NUEVA NORMATIVA DEL JAMÓN IBÉRICO

La nueva normativa que regula el sector de jamón ibérico en España ha entrado en vigor recientemente y trata de diferenciar las diferentes tipologías de jamón ibérico partiendo de la pureza de raza del animal y de su alimentación. Esta nueva clasificación deberá especificarse en el etiquetado, por lo que de cara al consumidor, la información sobre el producto que adquiere será más clara que en la actualidad, lo que evitará en cierta medida el fraude existente hasta ahora con la forma de denominar el jamón, que puede inducir a error y en muchos casos es utilizada para engañar de forma indiscriminada al comprador.

El Real Decreto 4/2014, de 10 de enero, afecta en el caso de los productos ibéricos elaborados al jamón, paleta y lomo (caña de lomo o lomo embuchado). En relación con la alimentación del cerdo se distinguen las siguientes 3 categorías:

  • De bellota. Para productos procedentes de animales sacrificados inmediatamente después de su alimentación exclusiva a base de bellotas, hierba y otros recursos naturales de la dehesa, sin aporte de pienso suplementario.
  • De cebo de campo. Para animales que aunque hayan podido aprovechar recursos de la dehesa o del campo, han sido alimentados con piensos, constituidos fundamentalmente por cereales y leguminosas, y cuyo manejo se realice en explotaciones extensivas o intensivas al aire libre pudiendo tener parte de la superficie cubierta.
  • De cebo. Que abarca los animales alimentados con piensos, constituidos fundamentalmente por cereales y leguminosas, cuyo manejo se realice en sistemas de explotación intensiva.

En lo referente al tipo racial, en el etiquetado se distinguirá:

  • 100% ibérico.  Cuando se trate de productos procedentes de animales con un 100% de pureza genética de la raza ibérica, cuyos progenitores tengan así mismo un 100% de pureza racial ibérica y estén inscritos en el correspondiente libro genealógico.
  • Ibérico. Cuando se trate de productos procedentes de animales con al menos el 50% de su porcentaje genético correspondiente a la raza porcina ibérica, debiendo indicarse de forma expresa el % de pureza (que deberá ser por tanto igual o superior al 50%).

En cuanto a la utilización de denominaciones utilizadas frecuentemente para la designación de este tipo de productos y con objeto evitar, como comentábamos al inicio, la inducción al error del consumidor, podrán utilizarse en el etiquetado y en acciones de promoción o publicidad los siguientes términos con las restricciones que se detallan:

  • Pata negra”, que queda reservada exclusivamente a la designación “de bellota 100% ibérico”.
  • Dehesa” o “montanera”, que quedan reservadas exclusivamente a la designación “de bellota”.
  • Quedan reservados exclusivamente a la designación “de bellota” los nombres, logotipos, imágenes, símbolos, o menciones facultativas que evoquen o hagan alusión a algún aspecto relacionado o referido con la bellota o la dehesa.
  • Se prohíbe el empleo de los términos “recebo” e “ibérico puro”.

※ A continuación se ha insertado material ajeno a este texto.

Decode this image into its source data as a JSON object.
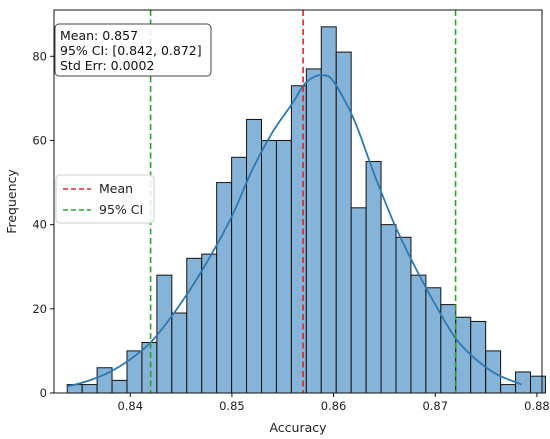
{
  "chart_data": {
    "type": "bar",
    "subtype": "histogram",
    "title": "",
    "xlabel": "Accuracy",
    "ylabel": "Frequency",
    "xlim": [
      0.8325,
      0.8805
    ],
    "ylim": [
      0,
      91
    ],
    "xticks": [
      0.84,
      0.85,
      0.86,
      0.87,
      0.88
    ],
    "xtick_labels": [
      "0.84",
      "0.85",
      "0.86",
      "0.87",
      "0.88"
    ],
    "yticks": [
      0,
      20,
      40,
      60,
      80
    ],
    "ytick_labels": [
      "0",
      "20",
      "40",
      "60",
      "80"
    ],
    "grid": false,
    "bins": {
      "start": 0.8338,
      "width": 0.00147,
      "counts": [
        2,
        2,
        6,
        3,
        10,
        12,
        28,
        19,
        32,
        33,
        50,
        56,
        65,
        60,
        60,
        73,
        77,
        87,
        81,
        44,
        55,
        40,
        37,
        28,
        25,
        21,
        18,
        17,
        10,
        2,
        5,
        4
      ]
    },
    "kde": {
      "x": [
        0.8338,
        0.836,
        0.838,
        0.84,
        0.842,
        0.844,
        0.846,
        0.848,
        0.85,
        0.852,
        0.854,
        0.856,
        0.857,
        0.858,
        0.859,
        0.86,
        0.862,
        0.864,
        0.866,
        0.868,
        0.87,
        0.872,
        0.874,
        0.876,
        0.878,
        0.8785
      ],
      "y": [
        1.5,
        3,
        5,
        8,
        12,
        18,
        25,
        33,
        42,
        53,
        62,
        69,
        73,
        75,
        75.5,
        74,
        65,
        52,
        40,
        30,
        21,
        13,
        8,
        4.5,
        2.5,
        2
      ]
    },
    "vlines": [
      {
        "name": "Mean",
        "x": 0.857,
        "color": "#d62728",
        "style": "dashed"
      },
      {
        "name": "95% CI",
        "x": 0.842,
        "color": "#2ca02c",
        "style": "dashed"
      },
      {
        "name": "95% CI",
        "x": 0.872,
        "color": "#2ca02c",
        "style": "dashed"
      }
    ],
    "stats_box": {
      "mean_line": "Mean: 0.857",
      "ci_line": "95% CI: [0.842, 0.872]",
      "stderr_line": "Std Err: 0.0002"
    },
    "legend": {
      "placement": "center-left",
      "entries": [
        {
          "label": "Mean",
          "color": "#d62728"
        },
        {
          "label": "95% CI",
          "color": "#2ca02c"
        }
      ]
    },
    "colors": {
      "bar_fill": "#86b4d8",
      "bar_edge": "#111111",
      "kde_line": "#2f78b0"
    }
  }
}
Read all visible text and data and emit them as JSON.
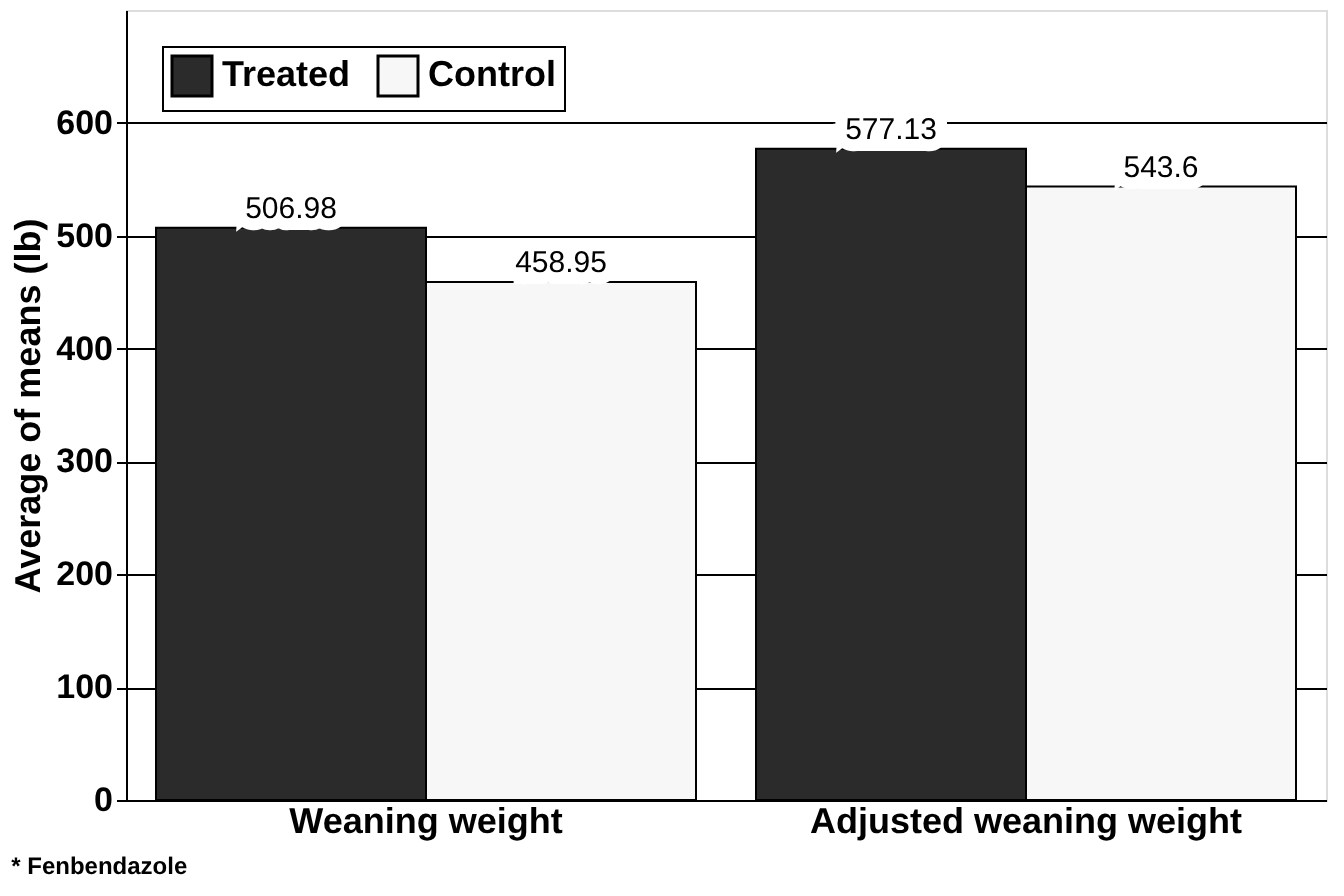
{
  "chart_data": {
    "type": "bar",
    "ylabel": "Average of means (lb)",
    "categories": [
      "Weaning weight",
      "Adjusted weaning weight"
    ],
    "series": [
      {
        "name": "Treated",
        "color": "#2b2b2b",
        "values": [
          506.98,
          577.13
        ]
      },
      {
        "name": "Control",
        "color": "#f7f7f7",
        "values": [
          458.95,
          543.6
        ]
      }
    ],
    "ylim": [
      0,
      700
    ],
    "yticks": [
      0,
      100,
      200,
      300,
      400,
      500,
      600
    ],
    "grid": "y",
    "legend": "top left",
    "data_labels": true,
    "annotations": [
      "* Fenbendazole"
    ]
  }
}
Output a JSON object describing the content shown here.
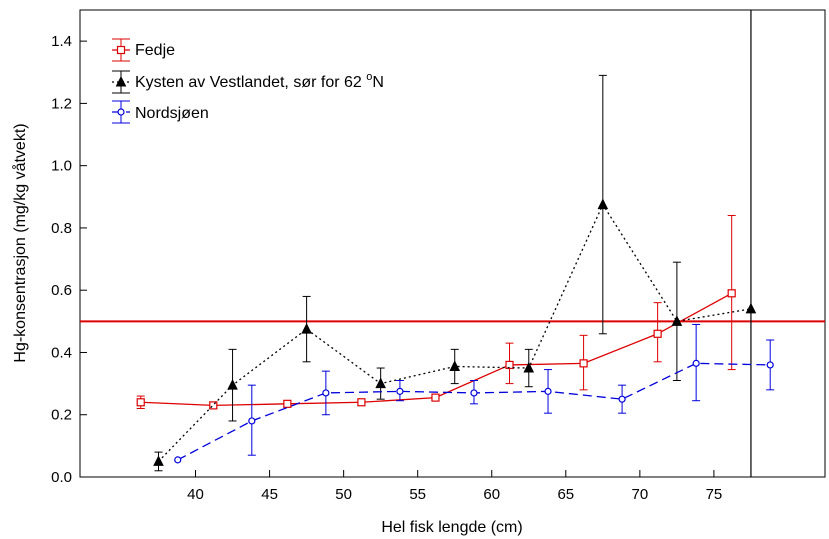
{
  "chart_data": {
    "type": "line",
    "title": "",
    "xlabel": "Hel fisk lengde (cm)",
    "ylabel": "Hg-konsentrasjon (mg/kg våtvekt)",
    "xlim": [
      32.2,
      82.5
    ],
    "ylim": [
      0.0,
      1.5
    ],
    "xticks": [
      "40",
      "45",
      "50",
      "55",
      "60",
      "65",
      "70",
      "75"
    ],
    "yticks": [
      "0.0",
      "0.2",
      "0.4",
      "0.6",
      "0.8",
      "1.0",
      "1.2",
      "1.4"
    ],
    "grid": false,
    "legend_position": "top-left",
    "reference_line": {
      "y": 0.5,
      "color": "#dd0000"
    },
    "vertical_line": {
      "x": 77.5,
      "color": "#000000"
    },
    "series": [
      {
        "name": "Fedje",
        "color": "#dd0000",
        "line_style": "solid",
        "marker": "square",
        "points": [
          {
            "x": 36.3,
            "y": 0.24,
            "lo": 0.22,
            "hi": 0.26
          },
          {
            "x": 41.2,
            "y": 0.23,
            "lo": 0.22,
            "hi": 0.24
          },
          {
            "x": 46.2,
            "y": 0.235,
            "lo": 0.225,
            "hi": 0.245
          },
          {
            "x": 51.2,
            "y": 0.24,
            "lo": 0.23,
            "hi": 0.25
          },
          {
            "x": 56.2,
            "y": 0.255,
            "lo": 0.245,
            "hi": 0.265
          },
          {
            "x": 61.2,
            "y": 0.36,
            "lo": 0.3,
            "hi": 0.43
          },
          {
            "x": 66.2,
            "y": 0.365,
            "lo": 0.28,
            "hi": 0.455
          },
          {
            "x": 71.2,
            "y": 0.46,
            "lo": 0.37,
            "hi": 0.56
          },
          {
            "x": 76.2,
            "y": 0.59,
            "lo": 0.345,
            "hi": 0.84
          }
        ]
      },
      {
        "name": "Kysten av Vestlandet, sør for 62 ",
        "name_superscript": "o",
        "name_suffix": "N",
        "color": "#000000",
        "line_style": "dotted",
        "marker": "triangle",
        "points": [
          {
            "x": 37.5,
            "y": 0.05,
            "lo": 0.02,
            "hi": 0.08
          },
          {
            "x": 42.5,
            "y": 0.295,
            "lo": 0.18,
            "hi": 0.41
          },
          {
            "x": 47.5,
            "y": 0.475,
            "lo": 0.37,
            "hi": 0.58
          },
          {
            "x": 52.5,
            "y": 0.3,
            "lo": 0.25,
            "hi": 0.35
          },
          {
            "x": 57.5,
            "y": 0.355,
            "lo": 0.3,
            "hi": 0.41
          },
          {
            "x": 62.5,
            "y": 0.35,
            "lo": 0.29,
            "hi": 0.41
          },
          {
            "x": 67.5,
            "y": 0.875,
            "lo": 0.46,
            "hi": 1.29
          },
          {
            "x": 72.5,
            "y": 0.5,
            "lo": 0.31,
            "hi": 0.69
          },
          {
            "x": 77.5,
            "y": 0.54,
            "lo": null,
            "hi": null
          }
        ]
      },
      {
        "name": "Nordsjøen",
        "color": "#0000dd",
        "line_style": "dashed",
        "marker": "circle",
        "points": [
          {
            "x": 38.8,
            "y": 0.055,
            "lo": null,
            "hi": null
          },
          {
            "x": 43.8,
            "y": 0.18,
            "lo": 0.07,
            "hi": 0.295
          },
          {
            "x": 48.8,
            "y": 0.27,
            "lo": 0.2,
            "hi": 0.34
          },
          {
            "x": 53.8,
            "y": 0.275,
            "lo": 0.245,
            "hi": 0.31
          },
          {
            "x": 58.8,
            "y": 0.27,
            "lo": 0.235,
            "hi": 0.31
          },
          {
            "x": 63.8,
            "y": 0.275,
            "lo": 0.205,
            "hi": 0.345
          },
          {
            "x": 68.8,
            "y": 0.25,
            "lo": 0.205,
            "hi": 0.295
          },
          {
            "x": 73.8,
            "y": 0.365,
            "lo": 0.245,
            "hi": 0.49
          },
          {
            "x": 78.8,
            "y": 0.36,
            "lo": 0.28,
            "hi": 0.44
          }
        ]
      }
    ]
  }
}
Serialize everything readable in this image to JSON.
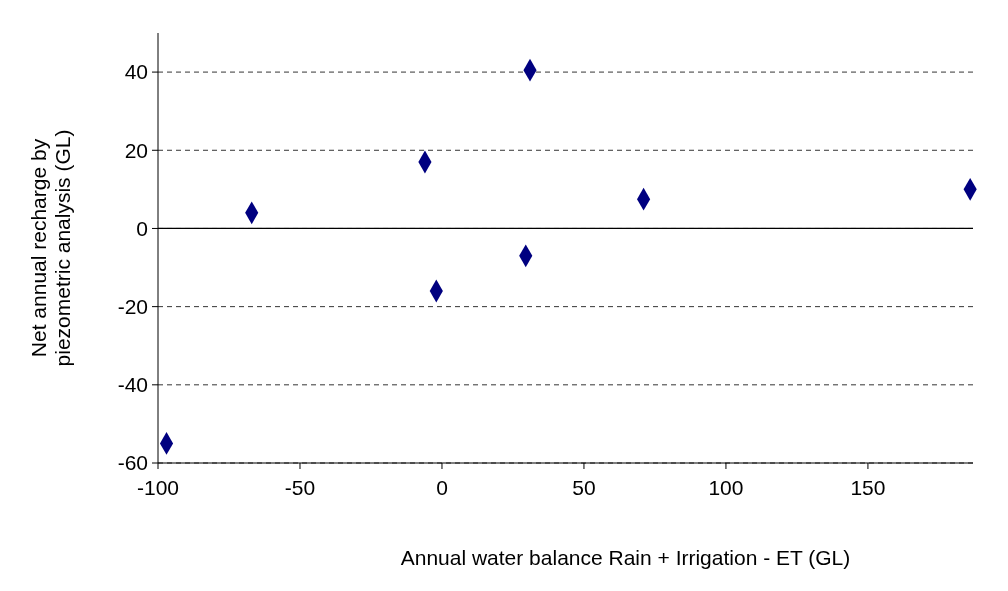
{
  "chart_data": {
    "type": "scatter",
    "xlabel": "Annual water balance Rain + Irrigation - ET (GL)",
    "ylabel": "Net annual recharge by piezometric analysis (GL)",
    "x": [
      -97,
      -67,
      -6,
      -2,
      29.5,
      31,
      71,
      186
    ],
    "values": [
      -55,
      4,
      17,
      -16,
      -7,
      40.5,
      7.5,
      10
    ],
    "color": "#000080",
    "marker": "diamond",
    "xlim": [
      -100,
      187
    ],
    "xticks": [
      -100,
      -50,
      0,
      50,
      100,
      150
    ],
    "ylim": [
      -60,
      50
    ],
    "yticks": [
      -60,
      -40,
      -20,
      0,
      20,
      40
    ],
    "grid": "y",
    "line_style": "dashed",
    "ref_lines": [
      {
        "axis": "y",
        "value": 0,
        "color": "#000000",
        "line_style": "solid"
      }
    ]
  }
}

– La marca comercial que se asigne al producto final no podrá inducir a confusión al consumidor, sobre sus características raciales y las condiciones de alimentación o manejo, tanto a través de la propia denominación de la marca, como de su imagen gráfica.

En el matadero los jamones y paletas de cada lote de productos obtenidos de animales sacrificados a partir de la entrada en vigor del nuevo Real Decreto, se identificarán con un precinto inviolable que será de distinto color para cada denominación de venta:

  • Negro: De bellota 100% ibérico.
  • Rojo: De bellota ibérico.
  • Verde: De cebo de campo ibérico.
  • Blanco: De cebo ibérico.

Los productos que estando en proceso de elaboración vayan a ser etiquetados de conformidad con el nuevo Real Decreto 4/2014, se denominarán conforme a la siguiente tabla de equivalencias:

NUEVA NORMATIVA JAMON

Se establece igualmente un período de transición para los productos con derecho al empleo de la mención “de recebo” existente en la actualidad con arreglo a la normativa anterior, que podrán seguir comercializándose hasta la finalización de existencias.

De igual forma, se establece un plazo transitorio de dos años en relación con la adaptación de la pureza de raza de los animales a la nueva normativa.

En consecuencia, convivirán durante algún tiempo jamones etiquetados con la clasificación actual y la nueva, así como la clasificación “de recebo” desaparecida en el nuevo Real Decreto.